Chick Reid plays the loving but equally arrogant Queen Charlotte with Jim Mezon turning in a fine performance as Charles Fox and Dr. Baker.
The political forces are those of the government of Pitt poised against the opposition led by Charles Fox with the Prince of Wales as a catalyst.
Even more important in the play is the roles of the doctors, Willis and Nicholson played by Patrick McManus, Mezon as Dr. Baker and Sills as Dr. Warren. You can disagree and argue with politicians, but you cannot disagree with royalty or doctors.
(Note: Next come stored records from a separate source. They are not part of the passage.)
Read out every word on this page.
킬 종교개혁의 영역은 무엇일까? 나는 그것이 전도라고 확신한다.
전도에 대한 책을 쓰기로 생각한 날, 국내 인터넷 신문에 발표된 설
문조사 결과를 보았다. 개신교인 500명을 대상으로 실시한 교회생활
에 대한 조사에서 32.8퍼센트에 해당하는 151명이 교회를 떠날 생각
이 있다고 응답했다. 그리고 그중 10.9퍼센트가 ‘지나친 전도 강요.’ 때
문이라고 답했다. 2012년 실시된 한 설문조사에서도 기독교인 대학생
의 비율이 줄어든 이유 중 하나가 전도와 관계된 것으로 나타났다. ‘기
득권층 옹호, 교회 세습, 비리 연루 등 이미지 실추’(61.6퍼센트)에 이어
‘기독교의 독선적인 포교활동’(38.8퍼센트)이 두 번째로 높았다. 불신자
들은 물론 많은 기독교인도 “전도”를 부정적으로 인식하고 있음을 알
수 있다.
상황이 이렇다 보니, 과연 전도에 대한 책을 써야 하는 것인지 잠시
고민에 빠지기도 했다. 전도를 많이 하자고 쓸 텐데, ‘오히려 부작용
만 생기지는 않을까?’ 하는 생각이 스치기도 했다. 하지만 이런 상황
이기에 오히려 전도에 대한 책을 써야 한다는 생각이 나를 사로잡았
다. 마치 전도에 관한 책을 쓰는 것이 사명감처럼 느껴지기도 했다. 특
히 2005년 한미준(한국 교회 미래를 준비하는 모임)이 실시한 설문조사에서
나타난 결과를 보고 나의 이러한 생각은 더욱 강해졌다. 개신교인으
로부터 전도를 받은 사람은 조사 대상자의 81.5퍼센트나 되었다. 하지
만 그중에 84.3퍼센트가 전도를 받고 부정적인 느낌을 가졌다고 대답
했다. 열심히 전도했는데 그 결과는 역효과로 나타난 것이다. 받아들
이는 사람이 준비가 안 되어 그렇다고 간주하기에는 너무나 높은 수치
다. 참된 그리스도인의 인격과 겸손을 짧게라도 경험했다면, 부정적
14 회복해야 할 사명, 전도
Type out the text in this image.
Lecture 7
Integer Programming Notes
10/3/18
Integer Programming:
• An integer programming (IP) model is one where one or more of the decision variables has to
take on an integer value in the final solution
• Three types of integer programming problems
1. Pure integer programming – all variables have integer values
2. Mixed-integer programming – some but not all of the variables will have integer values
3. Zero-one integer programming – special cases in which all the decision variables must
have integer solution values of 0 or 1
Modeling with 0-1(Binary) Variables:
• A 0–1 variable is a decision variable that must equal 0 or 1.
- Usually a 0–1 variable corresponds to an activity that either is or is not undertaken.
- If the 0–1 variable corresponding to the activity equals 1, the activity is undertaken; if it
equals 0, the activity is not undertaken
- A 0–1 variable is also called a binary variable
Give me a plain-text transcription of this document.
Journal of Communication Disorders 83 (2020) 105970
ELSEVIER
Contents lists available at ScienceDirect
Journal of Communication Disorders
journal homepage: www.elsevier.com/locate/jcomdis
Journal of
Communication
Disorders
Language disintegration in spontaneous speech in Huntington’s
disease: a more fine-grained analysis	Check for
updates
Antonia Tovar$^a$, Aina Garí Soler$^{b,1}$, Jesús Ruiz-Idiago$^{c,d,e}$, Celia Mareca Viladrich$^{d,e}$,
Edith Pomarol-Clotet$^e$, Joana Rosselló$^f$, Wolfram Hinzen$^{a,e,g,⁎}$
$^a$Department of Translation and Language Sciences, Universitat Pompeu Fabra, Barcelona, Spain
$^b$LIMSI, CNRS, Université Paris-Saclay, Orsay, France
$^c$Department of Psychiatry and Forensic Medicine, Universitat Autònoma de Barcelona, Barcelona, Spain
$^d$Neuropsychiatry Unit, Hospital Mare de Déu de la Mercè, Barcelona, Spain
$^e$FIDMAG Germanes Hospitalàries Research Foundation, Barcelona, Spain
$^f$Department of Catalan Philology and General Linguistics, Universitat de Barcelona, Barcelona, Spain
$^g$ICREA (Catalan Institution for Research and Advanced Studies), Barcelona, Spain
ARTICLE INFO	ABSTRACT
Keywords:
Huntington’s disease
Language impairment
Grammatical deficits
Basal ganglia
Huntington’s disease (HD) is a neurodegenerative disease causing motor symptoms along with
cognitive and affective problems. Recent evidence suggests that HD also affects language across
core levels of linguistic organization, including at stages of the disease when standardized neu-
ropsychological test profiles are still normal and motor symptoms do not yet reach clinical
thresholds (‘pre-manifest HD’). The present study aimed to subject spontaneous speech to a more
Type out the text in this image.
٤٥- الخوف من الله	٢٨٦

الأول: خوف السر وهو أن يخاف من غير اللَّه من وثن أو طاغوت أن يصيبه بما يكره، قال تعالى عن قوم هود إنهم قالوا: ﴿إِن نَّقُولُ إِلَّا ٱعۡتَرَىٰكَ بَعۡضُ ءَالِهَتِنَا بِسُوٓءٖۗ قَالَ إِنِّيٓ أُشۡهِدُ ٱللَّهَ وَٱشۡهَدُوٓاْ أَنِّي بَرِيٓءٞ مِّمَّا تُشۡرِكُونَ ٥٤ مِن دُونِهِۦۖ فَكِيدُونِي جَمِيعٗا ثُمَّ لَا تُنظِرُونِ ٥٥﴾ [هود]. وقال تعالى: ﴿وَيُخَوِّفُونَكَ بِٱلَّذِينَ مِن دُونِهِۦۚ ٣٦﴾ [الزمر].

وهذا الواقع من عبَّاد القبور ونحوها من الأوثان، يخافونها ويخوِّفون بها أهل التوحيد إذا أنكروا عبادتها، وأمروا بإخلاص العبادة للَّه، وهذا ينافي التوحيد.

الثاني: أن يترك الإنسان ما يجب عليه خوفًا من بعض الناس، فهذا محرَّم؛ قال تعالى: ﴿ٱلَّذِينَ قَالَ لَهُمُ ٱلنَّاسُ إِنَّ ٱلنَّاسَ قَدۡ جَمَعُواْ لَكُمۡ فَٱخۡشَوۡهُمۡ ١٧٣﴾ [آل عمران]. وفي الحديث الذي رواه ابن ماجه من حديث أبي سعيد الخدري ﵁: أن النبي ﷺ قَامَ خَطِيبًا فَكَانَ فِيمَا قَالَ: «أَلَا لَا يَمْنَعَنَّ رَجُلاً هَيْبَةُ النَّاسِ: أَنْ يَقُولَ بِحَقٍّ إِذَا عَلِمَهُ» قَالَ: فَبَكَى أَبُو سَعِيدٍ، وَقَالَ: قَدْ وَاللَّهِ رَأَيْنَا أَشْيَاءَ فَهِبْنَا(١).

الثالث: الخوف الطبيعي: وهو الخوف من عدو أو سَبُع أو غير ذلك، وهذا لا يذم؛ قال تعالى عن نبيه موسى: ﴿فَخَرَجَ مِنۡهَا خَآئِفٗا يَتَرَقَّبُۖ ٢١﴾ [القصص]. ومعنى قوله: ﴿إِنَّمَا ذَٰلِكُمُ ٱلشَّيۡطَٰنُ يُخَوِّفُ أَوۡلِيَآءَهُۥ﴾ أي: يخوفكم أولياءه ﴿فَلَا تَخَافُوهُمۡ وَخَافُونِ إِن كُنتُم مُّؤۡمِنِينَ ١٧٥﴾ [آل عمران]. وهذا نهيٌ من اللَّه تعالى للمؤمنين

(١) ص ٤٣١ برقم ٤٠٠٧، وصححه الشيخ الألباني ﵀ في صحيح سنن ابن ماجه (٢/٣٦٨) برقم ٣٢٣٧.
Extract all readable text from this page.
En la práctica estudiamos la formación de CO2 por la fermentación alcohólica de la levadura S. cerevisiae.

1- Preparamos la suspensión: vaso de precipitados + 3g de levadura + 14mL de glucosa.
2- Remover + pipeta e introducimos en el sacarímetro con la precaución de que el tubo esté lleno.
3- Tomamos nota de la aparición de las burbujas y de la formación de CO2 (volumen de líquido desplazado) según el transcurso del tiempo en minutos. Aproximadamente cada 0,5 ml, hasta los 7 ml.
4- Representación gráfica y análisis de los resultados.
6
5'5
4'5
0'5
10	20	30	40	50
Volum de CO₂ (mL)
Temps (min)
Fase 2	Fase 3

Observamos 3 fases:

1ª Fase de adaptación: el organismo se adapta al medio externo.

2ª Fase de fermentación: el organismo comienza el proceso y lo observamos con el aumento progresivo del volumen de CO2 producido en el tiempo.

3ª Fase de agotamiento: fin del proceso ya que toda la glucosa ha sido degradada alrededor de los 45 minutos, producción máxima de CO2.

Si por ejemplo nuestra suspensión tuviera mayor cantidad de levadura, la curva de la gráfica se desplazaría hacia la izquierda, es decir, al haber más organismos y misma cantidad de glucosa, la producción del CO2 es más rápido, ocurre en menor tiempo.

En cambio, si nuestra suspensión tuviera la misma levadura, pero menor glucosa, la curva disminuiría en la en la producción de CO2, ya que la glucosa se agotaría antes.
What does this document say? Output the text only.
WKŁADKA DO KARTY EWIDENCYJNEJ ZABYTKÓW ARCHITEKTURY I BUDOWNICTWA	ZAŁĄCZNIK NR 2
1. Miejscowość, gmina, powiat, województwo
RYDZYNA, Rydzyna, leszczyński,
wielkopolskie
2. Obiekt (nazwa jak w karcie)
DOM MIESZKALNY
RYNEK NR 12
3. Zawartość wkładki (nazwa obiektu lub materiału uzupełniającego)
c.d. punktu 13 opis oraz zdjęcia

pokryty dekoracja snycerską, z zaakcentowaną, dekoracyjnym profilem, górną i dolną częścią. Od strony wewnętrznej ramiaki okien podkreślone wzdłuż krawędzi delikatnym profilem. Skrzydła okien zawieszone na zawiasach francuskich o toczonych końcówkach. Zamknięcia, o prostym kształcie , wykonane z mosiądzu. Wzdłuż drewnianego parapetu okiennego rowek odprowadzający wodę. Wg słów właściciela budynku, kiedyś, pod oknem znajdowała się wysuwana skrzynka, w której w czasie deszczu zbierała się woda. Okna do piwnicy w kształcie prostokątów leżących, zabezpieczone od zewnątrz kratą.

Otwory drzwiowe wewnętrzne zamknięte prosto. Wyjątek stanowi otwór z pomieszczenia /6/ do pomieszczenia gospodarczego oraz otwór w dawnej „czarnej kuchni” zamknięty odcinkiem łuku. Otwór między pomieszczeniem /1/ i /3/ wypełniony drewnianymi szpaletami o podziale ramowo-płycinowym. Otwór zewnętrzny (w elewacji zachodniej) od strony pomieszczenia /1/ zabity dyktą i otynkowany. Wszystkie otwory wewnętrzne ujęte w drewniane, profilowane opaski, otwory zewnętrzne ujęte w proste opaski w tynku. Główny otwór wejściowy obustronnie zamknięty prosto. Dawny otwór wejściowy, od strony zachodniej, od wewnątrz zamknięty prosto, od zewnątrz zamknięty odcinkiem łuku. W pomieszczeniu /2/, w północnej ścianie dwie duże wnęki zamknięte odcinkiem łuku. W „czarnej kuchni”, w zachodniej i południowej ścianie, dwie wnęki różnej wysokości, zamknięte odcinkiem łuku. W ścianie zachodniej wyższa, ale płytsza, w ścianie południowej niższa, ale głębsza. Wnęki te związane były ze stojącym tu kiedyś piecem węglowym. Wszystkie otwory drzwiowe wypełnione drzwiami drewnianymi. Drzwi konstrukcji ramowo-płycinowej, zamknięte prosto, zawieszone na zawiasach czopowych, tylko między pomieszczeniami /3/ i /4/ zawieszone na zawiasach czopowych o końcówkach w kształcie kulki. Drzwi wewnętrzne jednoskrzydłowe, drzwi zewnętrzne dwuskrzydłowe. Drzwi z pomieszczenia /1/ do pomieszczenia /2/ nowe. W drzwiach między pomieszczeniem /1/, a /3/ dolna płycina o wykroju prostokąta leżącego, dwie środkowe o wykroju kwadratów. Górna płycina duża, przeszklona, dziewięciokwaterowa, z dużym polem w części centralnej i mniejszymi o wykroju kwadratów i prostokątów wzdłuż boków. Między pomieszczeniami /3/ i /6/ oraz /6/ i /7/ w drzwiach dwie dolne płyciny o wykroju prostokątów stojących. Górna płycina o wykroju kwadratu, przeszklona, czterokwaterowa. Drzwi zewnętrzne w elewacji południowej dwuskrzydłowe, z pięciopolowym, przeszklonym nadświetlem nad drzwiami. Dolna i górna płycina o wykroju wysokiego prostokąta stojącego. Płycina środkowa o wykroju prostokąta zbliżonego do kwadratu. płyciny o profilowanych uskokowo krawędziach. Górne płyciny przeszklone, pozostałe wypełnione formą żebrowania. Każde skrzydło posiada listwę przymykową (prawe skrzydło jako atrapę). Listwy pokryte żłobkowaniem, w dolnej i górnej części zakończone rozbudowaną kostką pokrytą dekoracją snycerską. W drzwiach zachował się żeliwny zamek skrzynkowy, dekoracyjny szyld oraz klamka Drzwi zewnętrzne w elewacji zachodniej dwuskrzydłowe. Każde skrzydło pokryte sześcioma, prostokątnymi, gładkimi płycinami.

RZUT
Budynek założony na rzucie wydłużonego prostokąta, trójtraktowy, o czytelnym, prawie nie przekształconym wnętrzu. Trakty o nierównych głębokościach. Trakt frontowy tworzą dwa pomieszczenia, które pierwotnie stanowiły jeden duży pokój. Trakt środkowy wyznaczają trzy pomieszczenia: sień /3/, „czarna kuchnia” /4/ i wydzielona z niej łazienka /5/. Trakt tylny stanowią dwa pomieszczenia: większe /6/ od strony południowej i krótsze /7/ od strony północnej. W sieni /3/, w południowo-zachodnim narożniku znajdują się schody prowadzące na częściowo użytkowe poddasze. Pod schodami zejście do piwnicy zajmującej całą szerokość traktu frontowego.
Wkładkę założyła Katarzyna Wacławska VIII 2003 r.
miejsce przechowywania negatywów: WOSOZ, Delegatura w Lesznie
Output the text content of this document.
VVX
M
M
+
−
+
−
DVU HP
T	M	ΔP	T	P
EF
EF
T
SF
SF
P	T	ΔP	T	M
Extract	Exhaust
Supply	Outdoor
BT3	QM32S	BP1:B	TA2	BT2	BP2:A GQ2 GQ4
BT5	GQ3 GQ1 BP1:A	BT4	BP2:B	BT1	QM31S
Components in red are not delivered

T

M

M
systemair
In The Madness of George III, doctors gain the upper hand and their treatment is so atrocious they almost humanize George III.
Unfortunately Kevin Bennett tried several ways to bring his view of the play but he met with very little success. The production needs more clarity and easier pacing so that we can keep up with action and less doubling up of roles.
The Madness of George III by Alan Bennett continues in repertory until October 15, 2017 at the Royal George Theatre, Shaw Festival, Niagara-on-the-Lake, Ontario. www.shawfest.com.